Assistant Professor of Medicine at UNC-Chapel Hill
Dr. Carroll’s research studies how intestinal microbes influence gut physiology and behaviors. Dr. Carroll also uses high throughput sequencing of bacterial genes to characterize the enteric microbiota in human subjects with gastrointestinal disease and mouse models of intestinal inflammation. His goal is to develop enteric microbial-based therapies for the treatment of gut diseases.
In germ free conditions, mice have enlarged cecums, blunted villi, and less weight gain per calories consumed. These changes reverse after inoculation. Microbiota influences emotional state in a complex fashion and germ free mice have higher stress and lower anxiety. Stress increases or decreases depending on the species of bacteria added. Emotional changes after inoculation of germ free mice are not observed when the vagus is severed.
In starvation states, as seen in anorexia, microbiota diversity decreases and the relative proportions of species change. These changes appear to perpetuate symptoms in anorexia. A single case study showed fecal transplant leading to weight gain in a human subject and such interventions might have therapeutic potential in the future.
Janelle Arthur, Ph.D.
Assistant Professor of Microbiology and Immunology
UNC-Chapel Hill School of Medicine
Janelle’s group seeks to understand how inflammation alters the pro-carcinogenic capabilities of the microbiota, with the long-term goal of targeting resident microbes as a preventative and therapeutic strategy to lessen inflammation and reduce the risk of colorectal cancer.

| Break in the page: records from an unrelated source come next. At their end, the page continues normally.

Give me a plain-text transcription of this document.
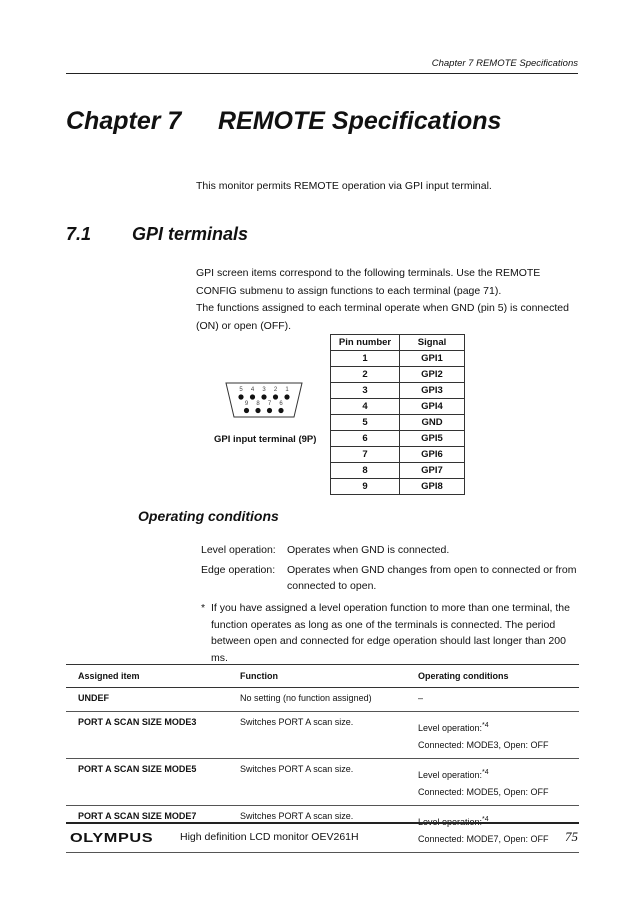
Chapter 7 REMOTE Specifications
Chapter 7 REMOTE Specifications
This monitor permits REMOTE operation via GPI input terminal.
7.1 GPI terminals

GPI screen items correspond to the following terminals. Use the REMOTE CONFIG submenu to assign functions to each terminal (page 71).

The functions assigned to each terminal operate when GND (pin 5) is connected (ON) or open (OFF).

5 4 3 2 1
9 8 7 6
GPI input terminal (9P)
Pin number	Signal
1	GPI1
2	GPI2
3	GPI3
4	GPI4
5	GND
6	GPI5
7	GPI6
8	GPI7
9	GPI8
Operating conditions
Level operation: Operates when GND is connected.
Edge operation: Operates when GND changes from open to connected or from connected to open.
* If you have assigned a level operation function to more than one terminal, the function operates as long as one of the terminals is connected. The period between open and connected for edge operation should last longer than 200 ms.
Assigned item	Function	Operating conditions
UNDEF	No setting (no function assigned)	–
PORT A SCAN SIZE MODE3	Switches PORT A scan size.	Level operation:$^{*4}$
Connected: MODE3, Open: OFF

PORT A SCAN SIZE MODE5	Switches PORT A scan size.	Level operation:$^{*4}$
Connected: MODE5, Open: OFF

PORT A SCAN SIZE MODE7	Switches PORT A scan size.	Level operation:$^{*4}$
Connected: MODE7, Open: OFF
OLYMPUS	High definition LCD monitor OEV261H	75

They are focus on clinical strains of intestinal E. coli isolated directly from human inflammatory bowel disease (IBD) patients, who are known to experience a high risk of colorectal cancer. Janelle’s goal is to uncover novel microbial targets will enable us to manipulate the intestinal microbiota as a therapeutic target for human digestive diseases and cancer.